Ein Tablettchen für Putin
Die Schlichtung des Konflikts im Osten wirft berechtigte Fragen bei den Ukrainern auf. Warum sollte man überhaupt mit den „Diversanten“ (Wort aus dem kommunistischen Sprachgebrauch: feindliche Agenten und Saboteure) sprechen? Woher kommen diese unverständlichen Leuten hinter den Verhandlungsstühlen? Was sind das für seltsame Entscheidungen der neuen Machthaber?
Dabei stellt sich jedoch niemand die Frage: was wäre die Alternative, um eine Konfliktbeilegung zu versuchen? Die Anti-Terror-Operation dauerte bis zur Wahl des neuen Präsidenten bereits fast zwei Monate an. Die Entscheidung des Staatsoberhaupts ist kein Wunder. Der neue Oberkommandierende hat es mit der gleichen Armee, denselben Machtstrukturen, denselben Terroristen, und dem gleichen Russland, das bereit ist, seine Agenten für einen unbegrenzten Zeitraum mit Technik auszurüsten und neue Leute zu schicken, zu tun. Natürlich kann man die Grenzen schließen, aber nichtsdestotrotz bleiben Lücken und Möglichkeiten übrig, umso mehr in solch einem korrumpierten Land wie der Ukraine. Wenn wir dann zur Korruption auch noch eine gewisse Anzahl von Staatsbürgern hinzufügen, die mit dem Aggressor Mitleid haben und sich als seine „Maulwürfe“ erweisen… Mit einem Wort: wir können uns auf einen langen Krieg – oder einen dünnen Frieden einstellen. Aber ein dünner Friede ist unter unseren Bedingungen nur bei einer aktiven Zusammenarbeit mit dem Westen möglich. Es fällt nicht schwer zu bemerken, dass Poroschenko häufig nicht selbst mit Putin spricht, sondern durch die Vermittlung von Hollande und Merkel – dieses Phänomen konnte man erstmalig in der Normandie betrachten, wo allem Anschein nach eine Übereinkunft bezüglich der Rahmenbedingungen einer ukrainischen Konfliktbeilegung erzielt wurde. Jedoch kann der Westen diese Schlichtung weder so betrachten, wie Russland es tut, noch so wie wir es tun.

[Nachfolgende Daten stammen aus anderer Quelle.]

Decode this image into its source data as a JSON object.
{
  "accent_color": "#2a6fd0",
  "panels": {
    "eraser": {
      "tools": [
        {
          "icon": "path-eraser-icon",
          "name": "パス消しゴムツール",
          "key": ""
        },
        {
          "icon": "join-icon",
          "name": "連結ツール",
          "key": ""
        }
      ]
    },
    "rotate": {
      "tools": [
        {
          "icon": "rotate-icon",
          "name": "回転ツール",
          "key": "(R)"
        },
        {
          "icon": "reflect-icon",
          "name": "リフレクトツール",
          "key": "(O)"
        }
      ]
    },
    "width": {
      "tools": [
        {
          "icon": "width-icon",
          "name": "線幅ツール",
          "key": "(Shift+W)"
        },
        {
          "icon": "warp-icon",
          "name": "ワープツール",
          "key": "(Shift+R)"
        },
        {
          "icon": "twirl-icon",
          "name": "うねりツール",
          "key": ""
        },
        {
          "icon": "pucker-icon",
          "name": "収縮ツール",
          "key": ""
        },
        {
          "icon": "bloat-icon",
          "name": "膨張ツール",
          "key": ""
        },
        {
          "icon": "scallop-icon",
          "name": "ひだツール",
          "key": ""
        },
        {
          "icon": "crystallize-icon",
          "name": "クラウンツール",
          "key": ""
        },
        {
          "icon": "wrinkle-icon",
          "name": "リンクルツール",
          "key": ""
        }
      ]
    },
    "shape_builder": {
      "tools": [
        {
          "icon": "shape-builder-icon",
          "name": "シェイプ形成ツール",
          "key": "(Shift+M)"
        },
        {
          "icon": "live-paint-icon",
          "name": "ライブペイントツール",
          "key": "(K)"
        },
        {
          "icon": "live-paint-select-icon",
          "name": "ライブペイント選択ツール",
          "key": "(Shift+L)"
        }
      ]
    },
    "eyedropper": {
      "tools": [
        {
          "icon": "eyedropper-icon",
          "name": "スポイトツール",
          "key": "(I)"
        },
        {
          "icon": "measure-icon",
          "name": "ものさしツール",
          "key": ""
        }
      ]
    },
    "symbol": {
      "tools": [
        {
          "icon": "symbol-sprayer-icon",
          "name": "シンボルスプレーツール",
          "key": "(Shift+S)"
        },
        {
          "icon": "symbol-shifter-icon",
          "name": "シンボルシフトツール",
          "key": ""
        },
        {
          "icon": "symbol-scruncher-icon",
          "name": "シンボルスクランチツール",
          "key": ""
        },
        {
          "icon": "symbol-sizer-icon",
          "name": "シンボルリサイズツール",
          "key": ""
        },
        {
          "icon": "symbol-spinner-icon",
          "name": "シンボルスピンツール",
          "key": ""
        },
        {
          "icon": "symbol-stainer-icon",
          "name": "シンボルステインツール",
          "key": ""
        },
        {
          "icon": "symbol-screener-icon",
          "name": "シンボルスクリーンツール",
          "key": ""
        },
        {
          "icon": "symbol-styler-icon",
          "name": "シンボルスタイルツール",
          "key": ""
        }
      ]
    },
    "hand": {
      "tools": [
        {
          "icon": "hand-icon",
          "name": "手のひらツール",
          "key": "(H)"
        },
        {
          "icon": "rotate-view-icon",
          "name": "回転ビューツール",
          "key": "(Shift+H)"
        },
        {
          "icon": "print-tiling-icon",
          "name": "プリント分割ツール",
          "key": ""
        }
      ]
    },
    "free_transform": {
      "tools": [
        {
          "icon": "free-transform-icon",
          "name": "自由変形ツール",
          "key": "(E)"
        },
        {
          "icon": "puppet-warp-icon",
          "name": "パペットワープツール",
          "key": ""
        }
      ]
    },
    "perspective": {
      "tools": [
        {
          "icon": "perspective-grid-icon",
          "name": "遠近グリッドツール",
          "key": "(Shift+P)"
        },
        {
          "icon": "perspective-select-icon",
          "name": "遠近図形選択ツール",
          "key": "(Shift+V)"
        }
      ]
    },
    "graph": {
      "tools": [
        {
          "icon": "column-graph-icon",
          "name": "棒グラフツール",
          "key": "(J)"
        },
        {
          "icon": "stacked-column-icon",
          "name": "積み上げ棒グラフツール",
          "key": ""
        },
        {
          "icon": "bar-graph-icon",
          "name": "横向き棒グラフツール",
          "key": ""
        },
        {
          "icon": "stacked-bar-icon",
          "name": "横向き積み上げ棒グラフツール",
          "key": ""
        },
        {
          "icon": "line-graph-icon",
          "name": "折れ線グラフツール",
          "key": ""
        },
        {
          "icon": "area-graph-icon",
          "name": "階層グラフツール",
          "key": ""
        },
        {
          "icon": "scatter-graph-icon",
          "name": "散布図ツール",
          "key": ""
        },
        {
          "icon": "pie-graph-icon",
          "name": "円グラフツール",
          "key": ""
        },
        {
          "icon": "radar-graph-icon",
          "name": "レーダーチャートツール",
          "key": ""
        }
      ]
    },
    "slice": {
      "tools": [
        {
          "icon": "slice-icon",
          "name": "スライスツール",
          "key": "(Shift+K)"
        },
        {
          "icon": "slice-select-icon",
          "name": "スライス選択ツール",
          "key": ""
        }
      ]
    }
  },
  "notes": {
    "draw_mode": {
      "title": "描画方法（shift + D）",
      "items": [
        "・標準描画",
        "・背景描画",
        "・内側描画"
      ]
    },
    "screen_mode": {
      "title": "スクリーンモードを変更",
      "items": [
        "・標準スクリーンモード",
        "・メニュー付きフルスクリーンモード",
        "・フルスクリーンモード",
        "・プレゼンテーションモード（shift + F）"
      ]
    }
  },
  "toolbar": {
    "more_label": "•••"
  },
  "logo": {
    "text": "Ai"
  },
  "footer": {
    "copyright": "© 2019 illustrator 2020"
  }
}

Für den Westen ist es wichtig, die Anzahl der Toten unter der Zivilbevölkerung so gering wie möglich zu halten – für jedweden europäischen Politiker ist dies wichtiger als die Vertreibung der Terroristen. Für den Westen ist es ebenso wichtig, dass Putin nicht den wilden Mann spielt – nicht weil Merkel und Hollande ihn so sehr lieben, aber weil sie kein Öl dort ins Feuer gießen wollen, wo er, Putin, es entfachen kann.
Ja, natürlich, wenn irgendwie möglich, möchte die Europäische Union auch kein Geld verlieren – das heißt, keine Sanktionen der dritten Stufe einleiten, sondern von Putin ein solches Verhalten abtrotzen, das es gestatten würde, diese Sanktionen zu vermeiden. Aber hierfür sind bestimmte Handlungen unsererseits unumgänglich, die es dem russischen Präsidenten nicht erlauben, zu behaupten, dass wir keinen Frieden wollen und nicht alle Möglichkeiten für einen Dialog nutzen und so weiter. Merkel und Hollande sprechen mit Putin wie mit einem gefährlichen Kranken, dem man ins Gewissen reden und beruhigen muss. Manchmal gesellt sich diesem Gespräch auch Obama hinzu, der den Kranken daran erinnert, was mit ihm geschehen würde, falls er die Einnahme der Tabletten verweigerte. Das ist das Konsilium eines dünnen Friedens. Poroschenko ist in diesem Konsilium die Rolle des Pharmazeuten zugeteilt, der einfach nur die verschriebenen Tabletten ausgibt. Der Apotheker kann es sich nicht erlauben, eigene Medikamente für die Behandlung vorzuschlagen, nicht einmal Vitamin-Tabletten; er darf sogar nicht lächeln, damit der Kranke nicht misstrauisch wird und erneut in Rage gerät. Falls etwas Ähnliches geschehen sollte, können die Ärzte aufhören, den Patienten zu behandeln, der dann beginnt, zu wüten, in der Apotheke die Vitrinen einzuschlagen, die Instruktionen, die in einer falschen Sprache geschrieben sind, zu zerreißen und über die „russische Welt“ (Konzept, das auf die historische „Heilige Rus´“ und das russische Imperium zurückgreift, und eine bis heute bestehende Einheit des orthodoxen slawischen russischsprachigen Raumes behauptet) zu schreien. Aber uns ist es genauso wichtig, unsere Apotheke zu erhalten, wie der Westen seine Poliklinik schützen möchte.